PlantArcBio, which was founded in 2014, has so far identified about 100 genes (out of a million tested) that help plants become more drought tolerant.

“It’s as if we actually managed to find the needle in the haystack,” Shalitin quips. Some of these genes have never been seen before and are not in any existing gene database (like the ones computer-based plant genetic companies rely on).

Model plants that flourish in PlantArcBio’s greenhouse are determined to have drought-resistant genes.

For the final test, PlantArcBio has partnered with the University of Wisconsin at Madison. “They are champions in soybeans and have state-of-the-art facilities,” Shalitin says.

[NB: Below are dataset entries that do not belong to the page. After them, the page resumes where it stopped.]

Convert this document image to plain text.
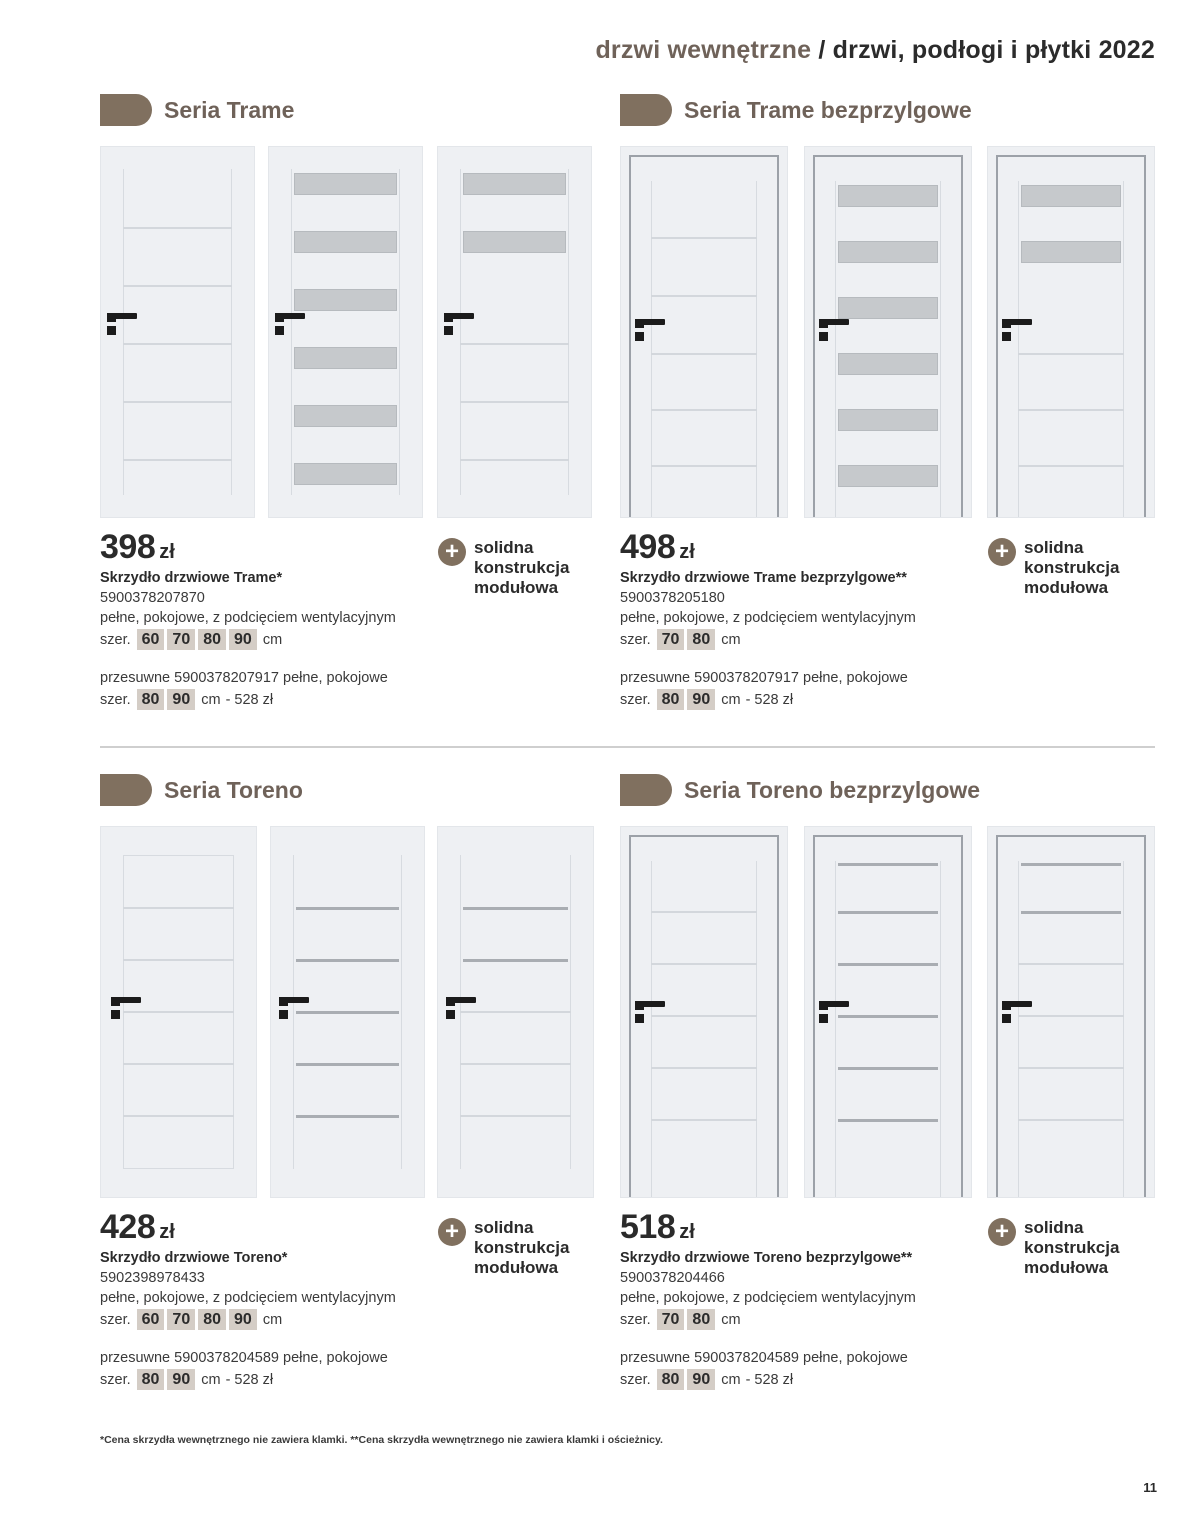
drzwi wewnętrzne / drzwi, podłogi i płytki 2022
Seria Trame
398 zł
Skrzydło drzwiowe Trame*
5900378207870
pełne, pokojowe, z podcięciem wentylacyjnym
szer. 60 70 80 90 cm
przesuwne 5900378207917 pełne, pokojowe
szer. 80 90 cm - 528 zł
+ solidna
konstrukcja
modułowa
Seria Trame bezprzylgowe
498 zł
Skrzydło drzwiowe Trame bezprzylgowe**
5900378205180
pełne, pokojowe, z podcięciem wentylacyjnym
szer. 70 80 cm
przesuwne 5900378207917 pełne, pokojowe
szer. 80 90 cm - 528 zł
+ solidna
konstrukcja
modułowa
Seria Toreno
428 zł
Skrzydło drzwiowe Toreno*
5902398978433
pełne, pokojowe, z podcięciem wentylacyjnym
szer. 60 70 80 90 cm
przesuwne 5900378204589 pełne, pokojowe
szer. 80 90 cm - 528 zł
+ solidna
konstrukcja
modułowa
Seria Toreno bezprzylgowe
518 zł
Skrzydło drzwiowe Toreno bezprzylgowe**
5900378204466
pełne, pokojowe, z podcięciem wentylacyjnym
szer. 70 80 cm
przesuwne 5900378204589 pełne, pokojowe
szer. 80 90 cm - 528 zł
+ solidna
konstrukcja
modułowa
*Cena skrzydła wewnętrznego nie zawiera klamki. **Cena skrzydła wewnętrznego nie zawiera klamki i ościeżnicy.
11
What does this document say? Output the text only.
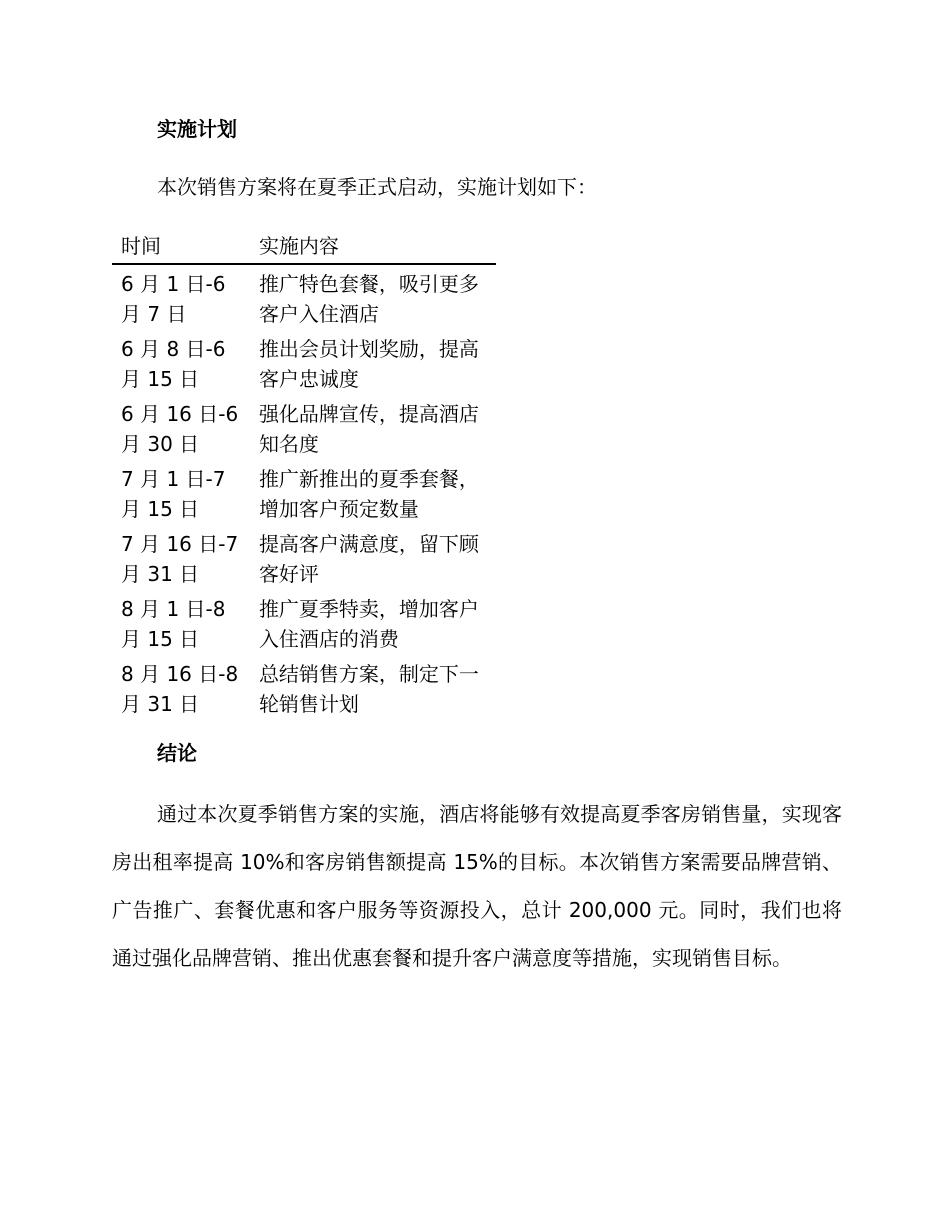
实施计划

本次销售方案将在夏季正式启动，实施计划如下：

时间	实施内容
6 月 1 日-6 月 7 日	推广特色套餐，吸引更多客户入住酒店
6 月 8 日-6 月 15 日	推出会员计划奖励，提高客户忠诚度
6 月 16 日-6 月 30 日	强化品牌宣传，提高酒店知名度
7 月 1 日-7 月 15 日	推广新推出的夏季套餐，增加客户预定数量
7 月 16 日-7 月 31 日	提高客户满意度，留下顾客好评
8 月 1 日-8 月 15 日	推广夏季特卖，增加客户入住酒店的消费
8 月 16 日-8 月 31 日	总结销售方案，制定下一轮销售计划
结论

通过本次夏季销售方案的实施，酒店将能够有效提高夏季客房销售量，实现客房出租率提高 10%和客房销售额提高 15%的目标。本次销售方案需要品牌营销、广告推广、套餐优惠和客户服务等资源投入，总计 200,000 元。同时，我们也将通过强化品牌营销、推出优惠套餐和提升客户满意度等措施，实现销售目标。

The partnership was announced in July, along with a $3 million investment in PlantArcBio from angel investors and the Israeli government. PlantArcBio currently employs nine people.

The company’s goal is to sign development agreements for its genes, which will not be limited in the future to drought tolerance. “We’re in advanced discussions with a few companies,” Shalitin says, although he couldn’t share which companies just yet.

PlantArcBio – the name combines “plant,” “architecture” and “biology” – is coming of age at a time when worldwide drought is not only decimating crops but causing political instability. The American Security Project reports, for example, that “climate change is inextricably linked to national security” and that the 2011 Arab Spring was triggered in part by drought and reduced agricultural activity.

The solution to some of the world’s greatest environmental and political threats, it seems, may very well start in a genetic “soup” found at the lowest spot on earth, courtesy of a scrappy Israeli startup.